Gretchen Gagel |
What happens when a business consistently tells Wall Street it is going to construct a specific amount of capital improvements each year but consistently misses? And what happens when any type of owner organization must react quickly to changes in regulations by replacing a significant amount of its asset base but can’t?
Our firm, Continuum Advisory Group, recently conducted two owner studies—one in conjunction with the Construction Industry Institute (CII), and another with the Construction Users Roundtable (CURT)—that underscore the magnitude of what happens when an owner cannot effectively execute capital programs, especially in the face of ever-changing programmatic needs. These studies illustrate that corporate engineering and construction departments must evolve to become a vital participant in corporate strategy and planning and that outside engineering and construction companies must begin to view responding to owner scope changes as part of their ordinary services, instead of as disruptions and triggers of disputes.
For decades, corporations and government agencies viewed engineering and construction as a “necessary evil,” instead of integral to the core business. Engineering and construction departments flew under the radar, secure as long as nothing significantly bad happened, and were rarely held accountable for achieving leap-frog innovation.
That is no longer the case. One high-tech company has suggested that if it is unable to cut 30% of the cost and 50% of the time from capital construction, it will cease to exist. This will be achieved only if this company is successful in engaging design and construction partners in breakthrough innovation.
The CII study ranked 36 companies on a maturity scale that delineates the level of value and strategic thinking that engineering-construction-facilities departments provide to the internal business partners they serve. Many of the companies are clearly linking the successful execution of a capital program to key corporate metrics. One top manager, Ron May, executive vice president of DTE Energy, said his company “can link the execution of the capital program and its projects directly to return on investment and earnings, which correspondingly supports our growth plans. It is the way we ensure that our capital program is supporting the financial objectives of the enterprise.”
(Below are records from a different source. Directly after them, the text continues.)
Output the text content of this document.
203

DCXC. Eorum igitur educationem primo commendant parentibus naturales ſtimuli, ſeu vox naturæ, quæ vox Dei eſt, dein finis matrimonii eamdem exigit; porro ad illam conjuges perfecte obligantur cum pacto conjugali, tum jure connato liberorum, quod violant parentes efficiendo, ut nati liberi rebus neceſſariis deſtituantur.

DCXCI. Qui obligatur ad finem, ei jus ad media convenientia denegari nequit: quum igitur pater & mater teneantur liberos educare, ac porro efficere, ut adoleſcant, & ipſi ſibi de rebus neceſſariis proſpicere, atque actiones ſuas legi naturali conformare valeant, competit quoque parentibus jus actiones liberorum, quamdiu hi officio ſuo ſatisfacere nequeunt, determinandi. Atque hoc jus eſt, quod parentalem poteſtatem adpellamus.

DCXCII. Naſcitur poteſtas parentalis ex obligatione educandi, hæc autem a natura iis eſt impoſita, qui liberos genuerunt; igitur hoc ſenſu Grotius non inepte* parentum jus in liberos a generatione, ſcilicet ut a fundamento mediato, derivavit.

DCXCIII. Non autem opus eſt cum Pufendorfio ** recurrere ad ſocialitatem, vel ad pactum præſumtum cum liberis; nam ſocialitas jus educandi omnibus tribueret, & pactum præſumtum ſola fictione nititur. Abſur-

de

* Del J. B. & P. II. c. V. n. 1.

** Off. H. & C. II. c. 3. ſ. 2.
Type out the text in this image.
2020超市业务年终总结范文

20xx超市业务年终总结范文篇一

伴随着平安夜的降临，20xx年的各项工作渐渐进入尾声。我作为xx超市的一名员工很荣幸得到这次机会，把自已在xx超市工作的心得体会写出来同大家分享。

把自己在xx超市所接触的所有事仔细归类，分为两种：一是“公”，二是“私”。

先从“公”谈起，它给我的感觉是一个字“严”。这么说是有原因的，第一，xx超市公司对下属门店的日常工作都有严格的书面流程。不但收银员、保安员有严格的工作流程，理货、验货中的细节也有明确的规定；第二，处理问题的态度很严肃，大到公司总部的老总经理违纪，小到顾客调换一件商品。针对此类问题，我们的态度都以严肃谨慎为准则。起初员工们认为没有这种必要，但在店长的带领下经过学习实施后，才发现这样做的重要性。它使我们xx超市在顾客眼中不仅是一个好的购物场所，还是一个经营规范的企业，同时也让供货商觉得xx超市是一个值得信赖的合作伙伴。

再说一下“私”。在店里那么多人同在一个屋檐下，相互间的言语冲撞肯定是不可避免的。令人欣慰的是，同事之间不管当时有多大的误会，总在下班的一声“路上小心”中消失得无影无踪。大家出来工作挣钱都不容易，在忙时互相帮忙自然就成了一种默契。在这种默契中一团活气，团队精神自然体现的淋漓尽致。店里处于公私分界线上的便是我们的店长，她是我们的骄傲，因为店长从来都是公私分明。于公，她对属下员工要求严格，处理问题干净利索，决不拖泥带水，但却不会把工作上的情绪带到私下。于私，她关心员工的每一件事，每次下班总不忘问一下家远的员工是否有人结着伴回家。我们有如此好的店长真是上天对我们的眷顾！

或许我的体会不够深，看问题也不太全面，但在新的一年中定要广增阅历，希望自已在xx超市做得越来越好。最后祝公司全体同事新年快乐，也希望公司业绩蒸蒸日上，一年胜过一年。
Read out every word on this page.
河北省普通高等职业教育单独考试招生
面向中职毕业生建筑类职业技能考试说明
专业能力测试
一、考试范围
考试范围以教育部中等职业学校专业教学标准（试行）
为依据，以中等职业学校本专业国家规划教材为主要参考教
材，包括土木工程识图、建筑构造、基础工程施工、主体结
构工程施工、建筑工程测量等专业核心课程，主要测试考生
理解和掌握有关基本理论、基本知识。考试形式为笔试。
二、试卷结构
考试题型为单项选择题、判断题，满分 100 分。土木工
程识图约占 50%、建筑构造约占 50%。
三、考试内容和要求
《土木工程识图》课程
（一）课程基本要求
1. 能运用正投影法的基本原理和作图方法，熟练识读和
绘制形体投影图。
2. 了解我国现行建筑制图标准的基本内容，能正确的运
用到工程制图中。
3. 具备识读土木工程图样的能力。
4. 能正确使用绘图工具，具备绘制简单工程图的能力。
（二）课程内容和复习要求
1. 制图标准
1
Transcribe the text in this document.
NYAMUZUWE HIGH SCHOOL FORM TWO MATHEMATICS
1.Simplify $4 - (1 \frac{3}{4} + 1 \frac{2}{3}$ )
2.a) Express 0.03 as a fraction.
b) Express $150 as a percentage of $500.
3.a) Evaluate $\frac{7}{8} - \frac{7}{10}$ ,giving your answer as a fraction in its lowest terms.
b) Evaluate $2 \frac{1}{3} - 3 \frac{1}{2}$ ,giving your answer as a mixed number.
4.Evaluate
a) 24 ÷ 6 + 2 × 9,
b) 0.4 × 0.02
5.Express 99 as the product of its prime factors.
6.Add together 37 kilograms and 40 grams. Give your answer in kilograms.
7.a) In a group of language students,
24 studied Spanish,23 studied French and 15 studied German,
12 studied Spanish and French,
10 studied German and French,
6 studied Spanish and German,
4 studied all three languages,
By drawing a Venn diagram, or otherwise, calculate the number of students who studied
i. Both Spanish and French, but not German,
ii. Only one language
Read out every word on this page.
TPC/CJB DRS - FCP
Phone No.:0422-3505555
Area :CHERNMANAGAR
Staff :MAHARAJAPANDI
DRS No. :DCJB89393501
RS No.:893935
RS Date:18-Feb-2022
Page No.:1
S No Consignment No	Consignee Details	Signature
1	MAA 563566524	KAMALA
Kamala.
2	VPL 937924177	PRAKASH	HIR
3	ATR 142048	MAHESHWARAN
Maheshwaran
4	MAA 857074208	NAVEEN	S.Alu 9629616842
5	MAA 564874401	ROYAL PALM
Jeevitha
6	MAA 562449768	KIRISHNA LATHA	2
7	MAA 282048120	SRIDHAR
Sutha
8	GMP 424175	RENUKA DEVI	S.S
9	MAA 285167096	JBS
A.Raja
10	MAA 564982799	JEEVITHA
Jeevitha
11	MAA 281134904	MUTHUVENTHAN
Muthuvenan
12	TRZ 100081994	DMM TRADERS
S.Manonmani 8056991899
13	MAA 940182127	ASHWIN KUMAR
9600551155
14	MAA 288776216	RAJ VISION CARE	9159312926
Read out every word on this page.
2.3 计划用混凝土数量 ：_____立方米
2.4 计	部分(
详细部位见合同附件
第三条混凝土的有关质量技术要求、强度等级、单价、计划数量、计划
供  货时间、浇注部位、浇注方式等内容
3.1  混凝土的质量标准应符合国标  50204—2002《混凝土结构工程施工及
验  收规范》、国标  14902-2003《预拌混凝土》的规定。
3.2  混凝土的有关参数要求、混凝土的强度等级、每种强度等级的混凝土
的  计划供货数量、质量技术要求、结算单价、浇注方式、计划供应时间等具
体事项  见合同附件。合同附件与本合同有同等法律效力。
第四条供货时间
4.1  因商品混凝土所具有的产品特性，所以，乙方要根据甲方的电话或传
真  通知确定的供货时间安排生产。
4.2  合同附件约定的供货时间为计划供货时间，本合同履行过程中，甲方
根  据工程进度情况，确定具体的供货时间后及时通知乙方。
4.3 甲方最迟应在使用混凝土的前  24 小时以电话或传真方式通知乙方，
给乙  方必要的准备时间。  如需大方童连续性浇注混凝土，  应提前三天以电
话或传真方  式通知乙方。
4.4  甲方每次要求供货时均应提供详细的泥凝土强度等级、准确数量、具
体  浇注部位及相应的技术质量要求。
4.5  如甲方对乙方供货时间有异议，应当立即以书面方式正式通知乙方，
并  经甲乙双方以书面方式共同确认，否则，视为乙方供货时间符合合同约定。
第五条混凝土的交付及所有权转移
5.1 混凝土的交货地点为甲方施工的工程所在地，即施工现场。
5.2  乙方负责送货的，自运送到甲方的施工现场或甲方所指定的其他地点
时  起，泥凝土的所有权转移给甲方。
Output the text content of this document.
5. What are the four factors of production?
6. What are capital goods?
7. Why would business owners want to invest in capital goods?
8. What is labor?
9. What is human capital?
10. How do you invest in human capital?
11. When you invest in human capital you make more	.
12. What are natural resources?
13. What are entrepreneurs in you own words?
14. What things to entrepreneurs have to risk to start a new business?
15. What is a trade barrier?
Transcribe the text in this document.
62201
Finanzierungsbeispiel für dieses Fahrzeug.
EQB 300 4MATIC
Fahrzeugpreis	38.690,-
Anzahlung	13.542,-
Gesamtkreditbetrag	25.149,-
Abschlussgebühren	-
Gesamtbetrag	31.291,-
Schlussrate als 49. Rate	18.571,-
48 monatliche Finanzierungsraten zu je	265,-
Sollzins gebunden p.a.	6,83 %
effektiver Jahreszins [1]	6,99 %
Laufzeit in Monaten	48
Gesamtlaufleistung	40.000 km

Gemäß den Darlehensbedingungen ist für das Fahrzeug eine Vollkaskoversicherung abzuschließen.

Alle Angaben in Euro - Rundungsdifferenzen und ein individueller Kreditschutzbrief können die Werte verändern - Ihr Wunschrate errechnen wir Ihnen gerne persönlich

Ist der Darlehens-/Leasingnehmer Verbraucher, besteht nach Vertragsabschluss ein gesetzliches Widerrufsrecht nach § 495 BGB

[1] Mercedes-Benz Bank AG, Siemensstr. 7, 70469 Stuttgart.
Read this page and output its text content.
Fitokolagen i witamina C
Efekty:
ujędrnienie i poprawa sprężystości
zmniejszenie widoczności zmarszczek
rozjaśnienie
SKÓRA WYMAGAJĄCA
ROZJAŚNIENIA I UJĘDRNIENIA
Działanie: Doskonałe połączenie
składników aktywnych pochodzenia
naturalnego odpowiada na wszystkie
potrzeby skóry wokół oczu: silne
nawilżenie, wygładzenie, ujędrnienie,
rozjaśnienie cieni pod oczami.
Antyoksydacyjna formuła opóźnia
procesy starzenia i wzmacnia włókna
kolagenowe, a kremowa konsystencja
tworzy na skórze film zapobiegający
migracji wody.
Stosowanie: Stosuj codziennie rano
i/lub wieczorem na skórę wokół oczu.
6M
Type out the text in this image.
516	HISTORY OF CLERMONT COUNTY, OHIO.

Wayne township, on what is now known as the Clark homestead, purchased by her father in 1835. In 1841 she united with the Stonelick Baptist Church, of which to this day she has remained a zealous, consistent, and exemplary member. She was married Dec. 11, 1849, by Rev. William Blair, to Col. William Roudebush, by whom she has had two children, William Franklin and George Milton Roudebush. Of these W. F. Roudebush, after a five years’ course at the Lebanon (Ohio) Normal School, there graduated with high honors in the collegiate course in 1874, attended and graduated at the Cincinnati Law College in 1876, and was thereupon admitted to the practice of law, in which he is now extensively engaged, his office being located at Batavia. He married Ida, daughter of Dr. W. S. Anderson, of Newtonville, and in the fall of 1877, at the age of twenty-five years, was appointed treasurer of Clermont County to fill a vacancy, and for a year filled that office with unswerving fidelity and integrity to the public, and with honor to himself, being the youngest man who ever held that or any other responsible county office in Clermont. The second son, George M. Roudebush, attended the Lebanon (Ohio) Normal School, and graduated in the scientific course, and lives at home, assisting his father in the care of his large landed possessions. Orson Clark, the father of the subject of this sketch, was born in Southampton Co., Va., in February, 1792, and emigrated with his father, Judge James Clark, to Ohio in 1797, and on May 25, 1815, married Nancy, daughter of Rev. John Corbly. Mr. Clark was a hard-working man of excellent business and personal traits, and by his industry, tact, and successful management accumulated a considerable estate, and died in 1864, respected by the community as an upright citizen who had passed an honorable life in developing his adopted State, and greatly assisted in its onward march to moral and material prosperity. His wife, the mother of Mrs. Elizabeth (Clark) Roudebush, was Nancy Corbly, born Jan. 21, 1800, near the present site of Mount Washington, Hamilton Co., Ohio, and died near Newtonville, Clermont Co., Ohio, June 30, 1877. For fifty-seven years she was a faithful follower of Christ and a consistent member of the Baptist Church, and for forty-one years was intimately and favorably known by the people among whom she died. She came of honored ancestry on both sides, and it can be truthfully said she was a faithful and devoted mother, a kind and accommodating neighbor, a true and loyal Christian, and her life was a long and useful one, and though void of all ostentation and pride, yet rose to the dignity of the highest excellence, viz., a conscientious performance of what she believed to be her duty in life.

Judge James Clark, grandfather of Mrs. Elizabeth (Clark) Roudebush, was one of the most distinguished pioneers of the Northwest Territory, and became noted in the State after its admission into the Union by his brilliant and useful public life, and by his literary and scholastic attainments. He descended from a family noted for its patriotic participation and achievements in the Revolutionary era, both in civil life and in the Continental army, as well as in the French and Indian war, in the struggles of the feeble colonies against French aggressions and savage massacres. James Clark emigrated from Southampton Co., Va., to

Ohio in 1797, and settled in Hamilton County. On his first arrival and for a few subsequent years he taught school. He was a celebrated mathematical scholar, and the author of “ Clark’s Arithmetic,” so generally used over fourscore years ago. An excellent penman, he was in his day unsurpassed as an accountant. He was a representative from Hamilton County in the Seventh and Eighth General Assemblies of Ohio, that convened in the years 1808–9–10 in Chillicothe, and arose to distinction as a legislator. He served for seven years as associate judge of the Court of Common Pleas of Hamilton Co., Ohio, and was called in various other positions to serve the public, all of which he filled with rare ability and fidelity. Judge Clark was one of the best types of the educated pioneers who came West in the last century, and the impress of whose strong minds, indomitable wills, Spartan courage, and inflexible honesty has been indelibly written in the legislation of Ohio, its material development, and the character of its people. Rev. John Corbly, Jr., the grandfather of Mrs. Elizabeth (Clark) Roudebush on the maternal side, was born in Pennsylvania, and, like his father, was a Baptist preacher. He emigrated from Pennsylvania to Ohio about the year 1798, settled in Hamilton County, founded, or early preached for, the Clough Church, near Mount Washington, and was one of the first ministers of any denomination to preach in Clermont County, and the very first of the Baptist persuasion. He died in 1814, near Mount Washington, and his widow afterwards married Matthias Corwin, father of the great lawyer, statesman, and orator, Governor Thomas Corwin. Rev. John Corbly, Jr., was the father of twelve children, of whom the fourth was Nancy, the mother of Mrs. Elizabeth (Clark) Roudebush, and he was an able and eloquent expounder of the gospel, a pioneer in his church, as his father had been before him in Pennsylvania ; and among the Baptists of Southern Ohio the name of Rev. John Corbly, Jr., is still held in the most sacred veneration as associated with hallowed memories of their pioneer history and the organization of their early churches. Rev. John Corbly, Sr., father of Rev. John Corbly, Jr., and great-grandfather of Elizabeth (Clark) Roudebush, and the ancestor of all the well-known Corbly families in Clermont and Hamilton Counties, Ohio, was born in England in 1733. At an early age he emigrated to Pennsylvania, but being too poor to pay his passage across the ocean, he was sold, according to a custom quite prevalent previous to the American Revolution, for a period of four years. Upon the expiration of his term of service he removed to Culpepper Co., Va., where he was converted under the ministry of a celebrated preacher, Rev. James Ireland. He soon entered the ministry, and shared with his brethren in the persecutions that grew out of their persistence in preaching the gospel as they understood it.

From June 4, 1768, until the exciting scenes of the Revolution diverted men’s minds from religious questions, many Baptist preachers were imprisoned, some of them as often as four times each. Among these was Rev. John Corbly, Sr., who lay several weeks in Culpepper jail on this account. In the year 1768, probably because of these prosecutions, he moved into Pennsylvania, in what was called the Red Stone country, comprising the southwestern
But many companies are not. The engineering and construction departments of these companies have not achieved a seat at the highest corporate strategic table and are not influencing capital asset decisions made at that highest level of the corporation. This is a problem.
And this is not just an “owner” problem: It is primarily an A/E/C problem. Who else will help an owner achieve breakthrough results related to schedule, cost, quality and safety? Who else will position these departments to be the heroes of their organizations, enabling speed to market, organizational nimbleness and corporate financial success related to share price and return on investment?
And it is not a problem that is going away. In the CURT study, over 78% of firms indicated that their operating environment has become more volatile over the past few years, and 86% believe it will become more volatile in the next few years. The CURT study identified that it is not enough to consistently deliver a given capital program. Agility in meeting the ever-changing needs of the corporation is a critical issue. Organizational agility involves the constant and strategic use of the prefix “re”: reviewing, redefining, reallocating, reassigning, redesigning, redeploying, renegotiating, revisioning.
How many times have you, a contractor or engineering firm, been frustrated by an owner’s changing needs? Have you lambasted them for changing the project scope? Perhaps you need to take the time to understand the business drivers of that change and how your firm can support the agility of the corporation. Perhaps you can place your company in the shoes of a corporation that is probably fighting to survive in a dog-eat-dog global economy, which requires nearly continuous changes in products, services, and technology. It might be worthwhile. Think of the value your company could add if it understood an owner’s business drivers.
Our industry must give serious thought to how we go beyond incremental improvement to push the boundaries of transformational change. This will happen only in the transparent, trusting atmosphere required to collaboratively build new solutions to the problems we face.